Putin critic Navalny is released after nationwide rallies prompt hundreds of arrests

Putin critic Navalny is released after nationwide rallies prompt hundreds of arrests
Copyright  REUTERS
By Euronews

Vladimir Putin’s most vocal critic called for nationwide protests against the Russian leader on Saturday, two days before his inauguration.

Vladimir Putin’s most vocal critic has been released after being detained during a rally against the Russian leader on Saturday.

Opposition leader Alexei Navalny was galvanising a protest against incumbent President Putin, whose second inauguration ceremony will begin on Monday, when he was seized by police in Moscow.

Following his release on Sunday, the 41-year-old said on Twitter: "They wrote up two protocols on me: organizing a rally and disobeying police, but at half past midnight they chose to release me pending trial."

Footage of the lawyer's arrest shows riot officers grabbing his arms and legs before carrying him to a waiting van.

Navalny poses for pictures with supporters during the anti-Putin demonstration in Moscow

According to monitoring group OVD-Info, over 1,600 people from 26 cities across the country had also been detained in connection to the protests.

Navalny rallied support for the nationwide movement on social media, calling for activists to attend and denounce Putin’s autocratic rule under the slogan "He's Not Our Tsar".

The 65-year-old has governed Russia for 18 years, serving six years as Prime Minister from 2008 to 2012 and the rest as President.
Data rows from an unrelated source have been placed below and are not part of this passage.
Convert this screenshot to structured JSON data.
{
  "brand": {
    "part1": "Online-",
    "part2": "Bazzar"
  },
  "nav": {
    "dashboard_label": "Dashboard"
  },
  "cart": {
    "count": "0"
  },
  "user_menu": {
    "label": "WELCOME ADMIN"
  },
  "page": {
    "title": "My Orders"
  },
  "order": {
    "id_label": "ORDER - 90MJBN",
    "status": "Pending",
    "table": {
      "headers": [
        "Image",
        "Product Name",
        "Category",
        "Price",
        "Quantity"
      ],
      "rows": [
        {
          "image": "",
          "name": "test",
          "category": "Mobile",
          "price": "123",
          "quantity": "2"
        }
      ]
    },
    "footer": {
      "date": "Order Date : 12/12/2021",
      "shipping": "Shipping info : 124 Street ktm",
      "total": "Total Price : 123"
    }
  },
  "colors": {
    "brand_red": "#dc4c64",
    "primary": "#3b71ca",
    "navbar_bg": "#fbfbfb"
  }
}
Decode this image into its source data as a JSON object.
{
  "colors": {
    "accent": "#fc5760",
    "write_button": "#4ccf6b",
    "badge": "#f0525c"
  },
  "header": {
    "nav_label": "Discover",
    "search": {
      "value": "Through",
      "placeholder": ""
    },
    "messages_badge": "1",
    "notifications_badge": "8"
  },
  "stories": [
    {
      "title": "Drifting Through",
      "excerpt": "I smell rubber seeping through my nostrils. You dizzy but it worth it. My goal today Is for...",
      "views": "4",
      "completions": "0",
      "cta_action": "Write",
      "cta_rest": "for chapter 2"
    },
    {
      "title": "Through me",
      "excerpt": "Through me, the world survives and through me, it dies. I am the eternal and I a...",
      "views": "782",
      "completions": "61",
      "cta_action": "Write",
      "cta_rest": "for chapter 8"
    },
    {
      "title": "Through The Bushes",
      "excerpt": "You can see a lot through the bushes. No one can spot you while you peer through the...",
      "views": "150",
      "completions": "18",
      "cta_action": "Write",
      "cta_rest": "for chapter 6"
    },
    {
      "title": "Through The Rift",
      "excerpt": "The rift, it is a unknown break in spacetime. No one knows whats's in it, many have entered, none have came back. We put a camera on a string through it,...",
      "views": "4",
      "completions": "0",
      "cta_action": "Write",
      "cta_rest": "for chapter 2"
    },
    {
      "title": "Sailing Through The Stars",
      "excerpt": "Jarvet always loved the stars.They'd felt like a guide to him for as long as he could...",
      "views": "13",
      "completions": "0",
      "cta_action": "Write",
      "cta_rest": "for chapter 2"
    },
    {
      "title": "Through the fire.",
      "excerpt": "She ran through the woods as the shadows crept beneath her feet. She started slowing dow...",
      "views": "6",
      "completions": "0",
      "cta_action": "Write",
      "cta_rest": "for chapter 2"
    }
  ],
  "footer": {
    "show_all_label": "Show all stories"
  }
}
His second consecutive presidential term — and fourth overall — was secured following a landslide election win in March.

Critics attributed his success to his stranglehold on the media and to election fraud, saying observers had witnessed people being bussed to polling stations by their own employers. While Navalny’s attempt to interrupt Putin’s reign and enter the presidential race was also blocked by the election commission citing his criminal record. The lawyer received a five-year suspended prison sentence for embezzlement and fraud in 2013, a conviction which he claims was based on fabrications made to hinder his political activities.